Alox5 Figure 1. Arachidonic acid metabolism pathway. (Lucas, et al. 2014)

There were studies using real-time fluorescent quantitative PCR to detect the expression of Alox5 in bone marrow samples from 87 patients with CML (64 patients in chronic phase and 23 patients in advanced phase). Compared with the control group (20 bone marrow specimens from patients with non-hematologic malignancies), there was no significant difference in Alox5 expression levels between the two groups. Moreover, it was not associated with disease progression. The expression of Alox5 in CML and its clinical significance require further validation of multicenter and clinical large samples.

Alox5 and AML

Studies in a model of chronic myeloid leukemia have shown that Alox5 inhibitors also inhibit Wnt signaling. This is not due to Alox5-mediated disruption of lipid signaling, but due to the catalytically active inactive Alox5 form. In view of the fact that cancer stem cell-like cells (CSC) mediate remission of AML, clearing CSC based on Alox5 inhibition may provide a new clinical approach for immediate assessment of AML patients.

DeKelver et al. transfected runt-related transcription factor 1 (RUNX1)-runt related transcription factor 1 translocated to 1 (RUNX1T1, also known as ETO9a) (RUNX1-RUNX1T1, also known as RE9a) with Alox5+/+ or Alox5-/- mouse bone marrow cells.

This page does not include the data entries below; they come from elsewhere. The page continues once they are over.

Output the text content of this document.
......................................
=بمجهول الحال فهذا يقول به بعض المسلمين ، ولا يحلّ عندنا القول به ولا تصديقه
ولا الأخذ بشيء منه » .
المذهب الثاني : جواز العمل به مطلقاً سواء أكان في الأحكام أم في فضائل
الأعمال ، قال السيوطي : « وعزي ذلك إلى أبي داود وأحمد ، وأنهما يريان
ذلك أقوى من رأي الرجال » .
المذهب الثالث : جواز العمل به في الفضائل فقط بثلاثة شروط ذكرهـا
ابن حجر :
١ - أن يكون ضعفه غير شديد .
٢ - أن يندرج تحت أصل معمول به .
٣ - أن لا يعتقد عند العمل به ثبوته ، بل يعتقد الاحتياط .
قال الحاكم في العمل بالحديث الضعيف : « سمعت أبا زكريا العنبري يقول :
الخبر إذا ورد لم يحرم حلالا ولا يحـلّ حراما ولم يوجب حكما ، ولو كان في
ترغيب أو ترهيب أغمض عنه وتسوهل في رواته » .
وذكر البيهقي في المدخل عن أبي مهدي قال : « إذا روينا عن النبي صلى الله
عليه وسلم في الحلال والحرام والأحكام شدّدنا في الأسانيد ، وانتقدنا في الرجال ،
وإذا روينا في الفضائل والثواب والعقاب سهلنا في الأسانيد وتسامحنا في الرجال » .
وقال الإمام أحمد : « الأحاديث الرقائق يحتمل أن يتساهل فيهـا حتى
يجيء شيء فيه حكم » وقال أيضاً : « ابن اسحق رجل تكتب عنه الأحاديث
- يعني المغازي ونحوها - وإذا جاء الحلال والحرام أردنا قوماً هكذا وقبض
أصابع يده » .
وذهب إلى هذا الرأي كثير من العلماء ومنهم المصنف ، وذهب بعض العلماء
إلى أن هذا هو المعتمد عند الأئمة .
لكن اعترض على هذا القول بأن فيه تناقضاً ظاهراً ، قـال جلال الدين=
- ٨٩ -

The time of subculture of Alox5+/+ cells was 13 weeks; the cells of Alox5-/- group were 5 weeks and could produce a little Cell clones of CD11b+. Moreover, control cells which not transfected with RE9a were cultured for 3 weeks. The researchers speculate that Alox5-/- weakens the malignant proliferative potential of RE9a and promotes the self-renewal and differentiation of HSCs. The expression of Alox5, Alox12 and Alox15 mRNA was detected in AML-M (M0, M1 and M2 leukemia) and acute lymphoblastic leukemia (ALL) patients, with the highest abundance of Alox5 mRNA. At the same time, patients with elevated LTB4 were detected, but they had no effect on leukemia cell growth and apoptosis. The researchers speculated that leukemia cell-derived LTB4 enhances and prolongs inflammatory damage by regulating the bone marrow microenvironment and initiating a cytokine network. Thus, the clinical significance and mechanism of Alox5 in AML need further study.

References:

  1. Tsai, M. Y., Cao, J., Steffen, B. T., Weir, N. L., Rich, S. S., & Liang, S., et al. (2016). 5‐lipoxygenase gene variants are not associated with atherosclerosis or incident coronary heart disease in the multi‐ethnic study of atherosclerosis cohort. Journal of the American Heart Association Cardiovascular & Cerebrovascular Disease, 5(3), e002814.
  2. Lucas, C. M., Harris, R. J., Giannoudis, A., Mcdonald, E., & Clark, R. E. (2014). Low leukotriene b4 receptor 1 leads to alox5 downregulation at diagnosis of chronic myeloid leukemia. Haematologica, 99(11), 1710-5.
  3. Roos, J., Oancea, C., Heinssmann, M., Khan, D., Held, H., & Kahnt, A. S., et al. (2014). 5-lipoxygenase is a candidate target for therapeutic management of stem cell-like cells in acute myeloid leukemia. Cancer Research, 74(18), 5244.
  4. Dekelver, R. C., Lewin, B., Lam, K., Komeno, Y., Yan, M., & Rundle, C., et al. (2013). Cooperation between runx1-eto9a and novel transcriptional partner klf6 in upregulation of alox5 in acute myeloid leukemia. Plos Genetics, 9(10), e1003765.
  5. Hamad, A., Sahli, Z., El, S. M., Mouteirik, M., & Nasr, R. (2013). Emerging therapeutic strategies for targeting chronic myeloid leukemia stem cells. Stem Cells International, 2013, 724360.